I find it sad and more than a bit disturbing that in today’s world the currency of success and value seems to be outward appearance. I like to think that I am above such shallowness. I have always tried to tell myself that because of my disability no amount of primping and polishing will let me compete with the socially defined model of attractiveness so the pressure’s off. I’m a sheep in the Grand National; totally unsuitable for the field so I might as well just enjoy nibbling at the grass. I don’t see myself in the media so how can I be affected by it? But that’s not the case. The truth is I like to look good, spend hours trawling the shops for the latest fashions, go to highly impractical lengths to dye and style my hair. But why? Who is it I’m trying to impress? Am I, like so many women, compelled to conform to something I can never achieve?

I guess part of the blame falls on my mother (she will say I blame her for everything so why not this?) It is a running joke in our family that my grandparents must have seriously psychologically damaged her by being unable to afford to buy her a Barbie doll so she’s just using me instead!

When I was a child she would spend money that she could ill afford on nice clothes for me because she was determined that I ‘wouldn’t look disabled.’ Now before I receive hundred of slurs against her, let me explain something. My mum isn’t and has never been ashamed of me having a disability nor has she tried to hide it. What she meant by not wanting me to look disabled was that she had seen a lot of disabled people who had been dressed with pure practicality in mind and didn’t see why just because I had a disability I couldn’t look cute, pretty or modern just like my able­ bodied peers.

I think her sentiments underline a problem faced by a lot of disabled women, especially ones who live in care homes. Having a physical disability means that you have to keep comfort and ease of access in mind at all times in regards to clothing. The problem is clothes that are comfortable and practical are very often unflattering. Tracksuit bottoms are great when it comes to dressing yourself and going to the loo unaided but they aren’t the most stylish garments. Personally, I love jeans and was thrilled a few years ago when the elasticated, stretch jeans came into fashion. Finally there was a pair of decently cut jeans that didn’t come with a lot of fiddly buttons and zips and had a bootleg cut that that fitted nicely over my shoes. I bought literally dozens of pairs and wear them all the time. But fashions come and go and over the pass year or so I have noticed that this style is on its way out, meaning that the one stylish style of trouser I could manage myself is becoming impossible to find on the high street.

Another garment I really struggle with is shoes. I have a paradoxical relationship with footwear. I own more pairs that Sarah Jessica Parker and Imelda Marcos combined and yet I hate shoe shopping. Seriously, I LOATH it. So why do I own so many shoes? Because it’s virtually impossible for me to buy a pair of attractive, comfortable, flat dress shoes that stay on my feet so when I find a pair that somewhat fits the bill I buy them.
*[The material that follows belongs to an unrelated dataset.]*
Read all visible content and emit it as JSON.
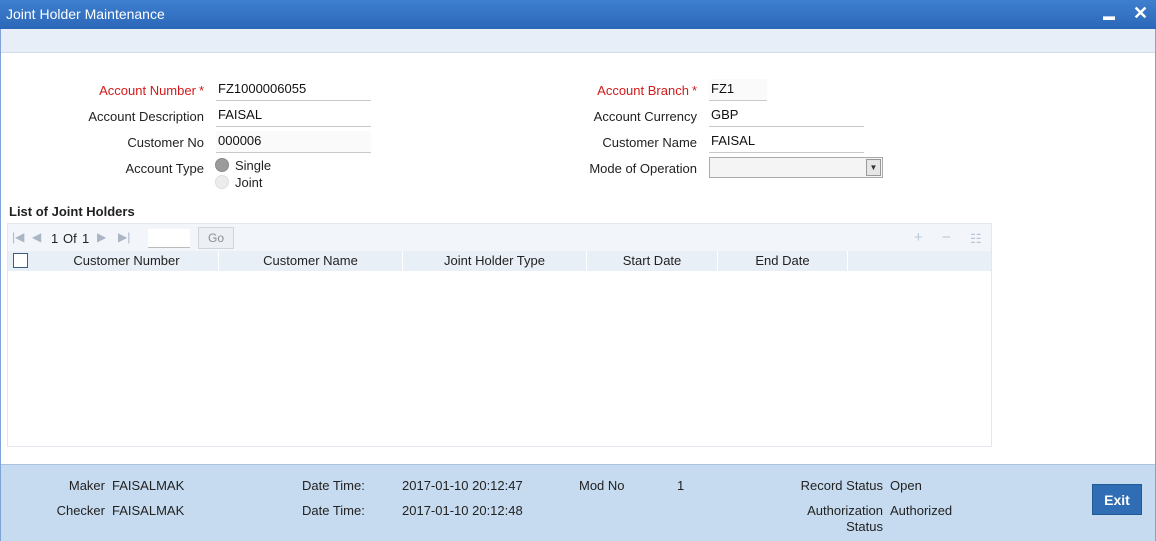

Correction, my mother buys them when she sees them, I have got to the stage where I get so disheartened by mooning over gorgeous stilettos that I could never wear that I refuse point blank to stay in a shoe shop for more than half a hour.
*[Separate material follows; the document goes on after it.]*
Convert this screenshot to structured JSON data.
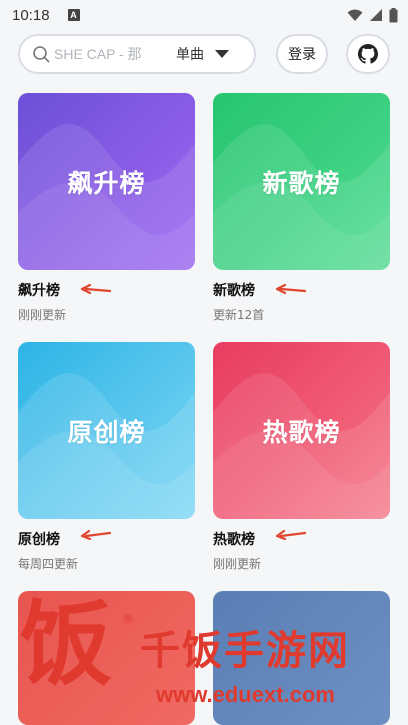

Which sort of brings me back to the question of the acceptable face of beauty in the media. The fact is I try to dress in a fashionable manner that suits me but the image I project to the world isn’t the real me. Not how I want to be seen. It is a compromise between what I like, what suits me and what is practical. The really ironic thing is when I dress in the style that truly expresses my personality it doesn’t conform to the mainstream because I don’t want it to. I am, by nature, the outsider. Not because I’m disabled but because I love standing out and hate conformity. Over the years I have described my style as gothic, rocker, cowgirl, high glam, wannabee drag queen, retro, nerdy, out of style, on trend and every combination in between. I guess what I’m saying is you can’t take much notice of what’s going on on the catwalk or in Hollywood because at the end of the day everyone has their own taste and body type. I will never look like Rene Zellweger but then again neither does Rene Zellweger!